The Leadership Programming cabinet stressed the impact of leadership on all students, not just those in positions with titles. The cabinet focused on leadership as an everyday concept, holding relevance in every area of life.

According to Sisson, people hold spheres of influence in multiple areas, from residence halls to athletic teams to official cabinet positions. They have the choice of being either a positive or negative influence.

“When we realize that leadership is not just about having a title or a nametag, hopefully we will be (able) to realize that we are each called to live into the gifts God has given us and to lead with those gifts,” Sisson said.

Although the conference is an annual event, this year brought new changes. One major change is the addition of the Josh Garrels and John Mark McMillan Revelators Tour concert after the Friday night sessions. Combining the concert with the conference added logistical challenges but will positively contribute to attendees’ experiences, according to Bretz.

The conference will be held almost entirely in the LaRita Boren Campus Center, which facilitates an ideal space for sessions and workshops, according to Sisson. Another change involves fewer speakers compared to previous years. Students felt overwhelmed with the number of speakers in the past, which led Sisson and other cabinet members to reduce the number of keynote sessions.

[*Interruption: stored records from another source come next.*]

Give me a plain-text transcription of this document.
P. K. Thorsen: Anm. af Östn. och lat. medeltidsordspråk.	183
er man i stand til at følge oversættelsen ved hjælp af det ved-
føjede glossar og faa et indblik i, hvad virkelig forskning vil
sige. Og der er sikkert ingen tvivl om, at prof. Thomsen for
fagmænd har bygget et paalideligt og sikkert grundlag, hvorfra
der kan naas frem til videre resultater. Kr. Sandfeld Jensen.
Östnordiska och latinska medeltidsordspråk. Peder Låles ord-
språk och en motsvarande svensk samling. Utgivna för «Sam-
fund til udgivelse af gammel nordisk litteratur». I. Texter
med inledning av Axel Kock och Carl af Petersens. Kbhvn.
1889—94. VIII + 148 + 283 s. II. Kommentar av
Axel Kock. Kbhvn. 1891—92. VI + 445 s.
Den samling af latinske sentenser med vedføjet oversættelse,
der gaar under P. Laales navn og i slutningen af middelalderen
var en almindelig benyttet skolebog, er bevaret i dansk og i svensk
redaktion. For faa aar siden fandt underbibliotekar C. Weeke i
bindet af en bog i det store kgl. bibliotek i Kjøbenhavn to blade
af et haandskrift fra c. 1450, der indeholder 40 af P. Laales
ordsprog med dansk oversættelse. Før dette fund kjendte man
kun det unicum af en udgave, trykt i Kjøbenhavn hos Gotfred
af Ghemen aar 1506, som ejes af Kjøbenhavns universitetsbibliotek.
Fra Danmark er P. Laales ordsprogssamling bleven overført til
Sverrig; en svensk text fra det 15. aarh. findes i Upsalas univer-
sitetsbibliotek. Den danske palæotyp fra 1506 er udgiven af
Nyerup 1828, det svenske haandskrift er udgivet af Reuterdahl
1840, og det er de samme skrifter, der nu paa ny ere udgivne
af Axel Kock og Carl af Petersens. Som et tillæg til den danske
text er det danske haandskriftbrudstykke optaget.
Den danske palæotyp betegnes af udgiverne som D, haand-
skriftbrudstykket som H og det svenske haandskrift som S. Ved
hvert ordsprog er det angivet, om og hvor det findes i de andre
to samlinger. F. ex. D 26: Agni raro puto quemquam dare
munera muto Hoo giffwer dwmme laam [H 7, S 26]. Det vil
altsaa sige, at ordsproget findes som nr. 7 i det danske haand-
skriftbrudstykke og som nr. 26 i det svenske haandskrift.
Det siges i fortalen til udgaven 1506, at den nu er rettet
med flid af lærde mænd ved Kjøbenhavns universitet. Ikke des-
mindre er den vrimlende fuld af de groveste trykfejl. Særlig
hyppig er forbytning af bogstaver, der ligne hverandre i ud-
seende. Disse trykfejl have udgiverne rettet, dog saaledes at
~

Starting in late spring of last year, the newly hired Leadership Programming cabinet began researching and brainstorming what the conference could look like—big picture ideas. Initially contacted in July and confirmed in December, speakers were chosen from a wide variety of backgrounds and areas of expertise to cover the themes explored in the conference, from imagination to power; from failure to culture.

Three of the speakers were included in the article “7 Leaders to Follow in 2017” by Relevant Magazine. One of the speakers, Amy Peeler, lived in Marion for many years and now teaches at Wheaton College. Another speaker, Josh Riebock, has previously spoken at NSLC.

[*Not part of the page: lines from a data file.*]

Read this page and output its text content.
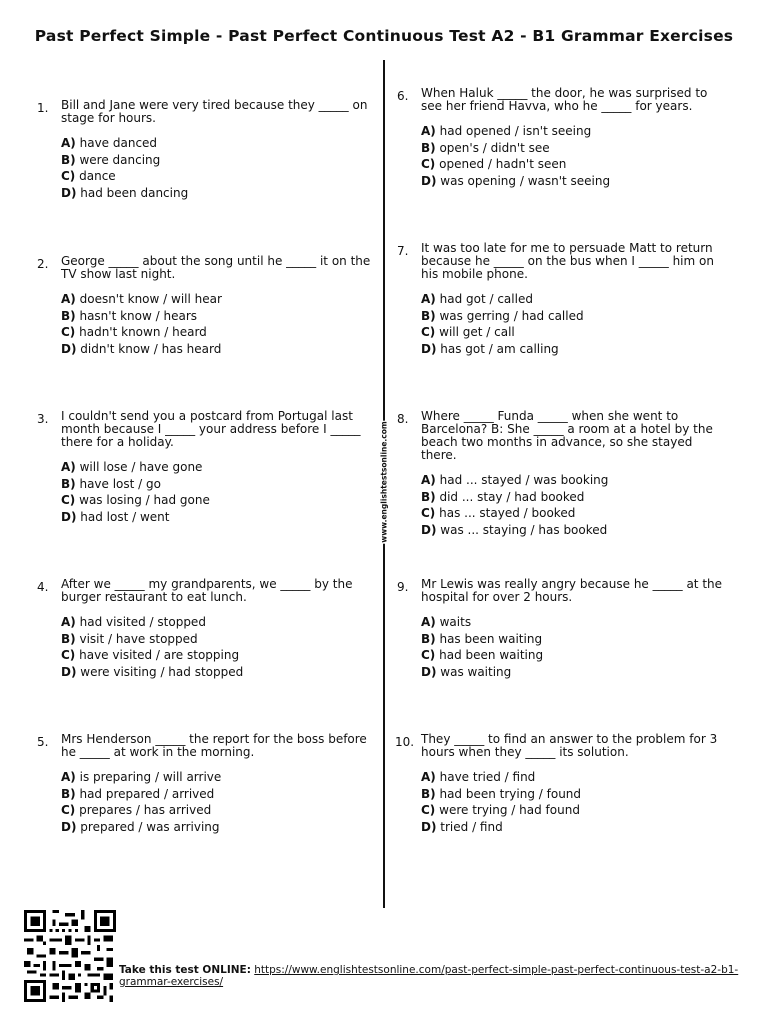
Past Perfect Simple - Past Perfect Continuous Test A2 - B1 Grammar Exercises
www.englishtestsonline.com
1. Bill and Jane were very tired because they _____ on stage for hours.
A) have danced
B) were dancing
C) dance
D) had been dancing
2. George _____ about the song until he _____ it on the TV show last night.
A) doesn't know / will hear
B) hasn't know / hears
C) hadn't known / heard
D) didn't know / has heard
3. I couldn't send you a postcard from Portugal last month because I _____ your address before I _____ there for a holiday.
A) will lose / have gone
B) have lost / go
C) was losing / had gone
D) had lost / went
4. After we _____ my grandparents, we _____ by the burger restaurant to eat lunch.
A) had visited / stopped
B) visit / have stopped
C) have visited / are stopping
D) were visiting / had stopped
5. Mrs Henderson _____ the report for the boss before he _____ at work in the morning.
A) is preparing / will arrive
B) had prepared / arrived
C) prepares / has arrived
D) prepared / was arriving
6. When Haluk _____ the door, he was surprised to see her friend Havva, who he _____ for years.
A) had opened / isn't seeing
B) open's / didn't see
C) opened / hadn't seen
D) was opening / wasn't seeing
7. It was too late for me to persuade Matt to return because he _____ on the bus when I _____ him on his mobile phone.
A) had got / called
B) was gerring / had called
C) will get / call
D) has got / am calling
8. Where _____ Funda _____ when she went to Barcelona? B: She _____ a room at a hotel by the beach two months in advance, so she stayed there.
A) had ... stayed / was booking
B) did ... stay / had booked
C) has ... stayed / booked
D) was ... staying / has booked
9. Mr Lewis was really angry because he _____ at the hospital for over 2 hours.
A) waits
B) has been waiting
C) had been waiting
D) was waiting
10. They _____ to find an answer to the problem for 3 hours when they _____ its solution.
A) have tried / find
B) had been trying / found
C) were trying / had found
D) tried / find
Take this test ONLINE: https://www.englishtestsonline.com/past-perfect-simple-past-perfect-continuous-test-a2-b1-grammar-exercises/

Riebock, who will be sharing stories about honesty, darkness and introspection, believes people can always learn and evolve. He hopes people find something meaningful within his message, regardless of what it is.

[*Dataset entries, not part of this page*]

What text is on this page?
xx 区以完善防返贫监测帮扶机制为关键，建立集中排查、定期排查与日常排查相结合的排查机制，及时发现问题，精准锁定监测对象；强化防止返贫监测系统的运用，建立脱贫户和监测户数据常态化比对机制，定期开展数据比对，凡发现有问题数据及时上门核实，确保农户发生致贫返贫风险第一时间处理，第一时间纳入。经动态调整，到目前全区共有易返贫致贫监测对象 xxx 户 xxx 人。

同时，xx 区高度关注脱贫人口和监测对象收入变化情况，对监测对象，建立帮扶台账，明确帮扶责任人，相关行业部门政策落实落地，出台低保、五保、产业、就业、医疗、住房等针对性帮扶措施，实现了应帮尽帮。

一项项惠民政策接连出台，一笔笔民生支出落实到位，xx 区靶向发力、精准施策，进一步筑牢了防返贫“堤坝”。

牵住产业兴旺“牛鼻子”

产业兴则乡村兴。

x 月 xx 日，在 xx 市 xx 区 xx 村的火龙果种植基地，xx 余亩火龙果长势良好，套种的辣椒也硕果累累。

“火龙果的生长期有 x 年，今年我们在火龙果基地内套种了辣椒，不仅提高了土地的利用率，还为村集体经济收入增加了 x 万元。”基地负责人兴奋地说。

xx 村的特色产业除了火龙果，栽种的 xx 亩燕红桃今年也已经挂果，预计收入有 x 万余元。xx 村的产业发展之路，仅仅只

“We wanted to dig a little deeper into these themes and choose speakers with insight on how to actually apply these themes practically,” cabinet member Christine Urban said. “For instance, (speaker) Katelyn Beaty will be talking about gender identity, which digs deeper into the theme of power.”

Sisson compared selecting the speakers from different backgrounds and expertise, all while working within the given budget, to a giant jigsaw puzzle with many moving pieces.

Founded in 1982 by Lowell Haines, when he worked for Taylor Student Organization (TSO), NSLC was the first leadership conference entirely run and led by students. Several hundred students will be attending the conference, including students from Asbury University, Messiah College, Grace College, Greenville College and other universities.

The conference enables students to personally interact with the speakers. Cabinet member Grason Poling compared the event to a baseball game with exceptional players.

“Let’s pretend you’re twice as much of a fan of baseball than you are right now,” he said. “If you heard that a meet and greet exposition game with future hall-of-famers was taking place in your backyard for nearly no price at all, you would want to go right?”

He continued, “This is basically what’s happening here. You’ll be hearing from some especially exceptional thinkers of the day, and you’ll have ample opportunity to pick their brains and interact with them.”

Although online registration has closed, students still have the opportunity to attend the conference. Taylor students and faculty can buy tickets at the door for $20 from 2-4 p.m. on Friday.